Sealing windows and doors
Sustainability Victoria has provided their best tips to sealing gaps under and around doors and windows. Sealing gaps that lead to the outside can help reduce air leakage by 12% so it is important to keeping your home toasty in winter. By stopping the any breeze from the outside getting in or and the warm air inside getting out, not only will it keep your house warm but will help reduce the cost of your heating bill.
Check each room in the house for doors and windows leading to the outside. Don’t forget to check bathrooms, toilets and laundries as they often have small windows that can let in a breeze. Take note of whether doors open inwards or outwards and the type of flooring it opens over. This will help when it comes to choosing the right products for your home.

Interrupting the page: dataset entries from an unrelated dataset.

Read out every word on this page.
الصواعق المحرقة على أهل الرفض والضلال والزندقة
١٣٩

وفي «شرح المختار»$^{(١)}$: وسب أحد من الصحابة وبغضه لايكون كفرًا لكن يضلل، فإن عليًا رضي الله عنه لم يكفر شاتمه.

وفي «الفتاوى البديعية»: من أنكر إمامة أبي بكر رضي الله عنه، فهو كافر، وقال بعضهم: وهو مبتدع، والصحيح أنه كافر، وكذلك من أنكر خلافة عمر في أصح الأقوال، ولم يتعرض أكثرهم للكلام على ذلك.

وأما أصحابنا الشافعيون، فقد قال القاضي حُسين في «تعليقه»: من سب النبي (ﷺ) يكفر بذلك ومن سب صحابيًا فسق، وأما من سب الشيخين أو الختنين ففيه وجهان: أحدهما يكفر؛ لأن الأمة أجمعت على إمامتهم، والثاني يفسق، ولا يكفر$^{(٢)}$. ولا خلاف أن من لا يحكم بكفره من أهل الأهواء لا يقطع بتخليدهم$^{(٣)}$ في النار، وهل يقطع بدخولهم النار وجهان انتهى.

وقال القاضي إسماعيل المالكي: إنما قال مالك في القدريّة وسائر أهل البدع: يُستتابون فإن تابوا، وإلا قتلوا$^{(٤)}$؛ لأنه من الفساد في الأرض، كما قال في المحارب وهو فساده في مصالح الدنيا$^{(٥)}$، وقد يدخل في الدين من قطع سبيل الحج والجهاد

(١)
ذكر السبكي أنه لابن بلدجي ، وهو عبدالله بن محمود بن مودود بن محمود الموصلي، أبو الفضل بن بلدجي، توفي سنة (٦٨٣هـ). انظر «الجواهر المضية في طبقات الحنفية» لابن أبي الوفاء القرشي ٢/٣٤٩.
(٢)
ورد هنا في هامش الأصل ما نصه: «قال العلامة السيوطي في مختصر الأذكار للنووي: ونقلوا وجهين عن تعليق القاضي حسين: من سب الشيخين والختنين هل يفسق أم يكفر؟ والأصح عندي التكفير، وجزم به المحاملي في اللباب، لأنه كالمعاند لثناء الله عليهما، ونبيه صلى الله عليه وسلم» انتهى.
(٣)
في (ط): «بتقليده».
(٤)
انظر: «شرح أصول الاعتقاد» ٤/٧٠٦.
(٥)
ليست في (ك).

The market is filled with products to help fix seal any doors or windows in your home. However a lot of products are designed to be fitted specifically to doors so it helps to do some research on the right products for you before going to your local hardware store.

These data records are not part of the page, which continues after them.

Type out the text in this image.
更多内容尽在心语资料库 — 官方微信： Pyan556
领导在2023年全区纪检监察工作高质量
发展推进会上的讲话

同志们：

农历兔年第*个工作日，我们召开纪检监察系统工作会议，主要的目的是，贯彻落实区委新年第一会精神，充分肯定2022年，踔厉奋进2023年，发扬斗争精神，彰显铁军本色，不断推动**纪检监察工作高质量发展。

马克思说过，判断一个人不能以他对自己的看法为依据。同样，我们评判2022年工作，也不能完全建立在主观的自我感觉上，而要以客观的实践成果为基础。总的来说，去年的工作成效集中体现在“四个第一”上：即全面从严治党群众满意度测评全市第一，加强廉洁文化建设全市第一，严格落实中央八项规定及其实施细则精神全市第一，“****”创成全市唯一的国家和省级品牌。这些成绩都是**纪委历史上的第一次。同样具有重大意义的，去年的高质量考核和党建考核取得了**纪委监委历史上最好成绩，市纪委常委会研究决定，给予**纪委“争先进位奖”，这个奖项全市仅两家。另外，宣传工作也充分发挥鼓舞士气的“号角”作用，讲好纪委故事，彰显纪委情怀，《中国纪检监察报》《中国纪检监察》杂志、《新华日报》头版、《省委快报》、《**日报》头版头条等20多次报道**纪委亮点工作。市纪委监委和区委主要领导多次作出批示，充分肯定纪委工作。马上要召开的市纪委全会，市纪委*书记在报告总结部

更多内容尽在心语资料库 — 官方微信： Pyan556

If you need to seal around the edges of your doors (the door jamb), check how big the gap is so that you can choose a seal that will fill the gap. These seals are normally made from foam rubber or plastic and are available in rolls. Each door will use approximately 5 metres to seal, but it pays to measure and count your doors before going shopping.
There are a number of different products for each situation and there usage is usually marked on the packaging. Before sealing any door or window, prepare the surface by ensuring it is clean and dry. Dirt and oily residue will prevent adhesive seals from sticking properly.
Although it is not a tough job, you may need some basic tools to seal your doors and windows. The seals may be wider than the door and may need to cut down to size before being attached. When attaching the seal to the door, it’s a good idea to screw the seal onto the door; don’t rely on the adhesive alone.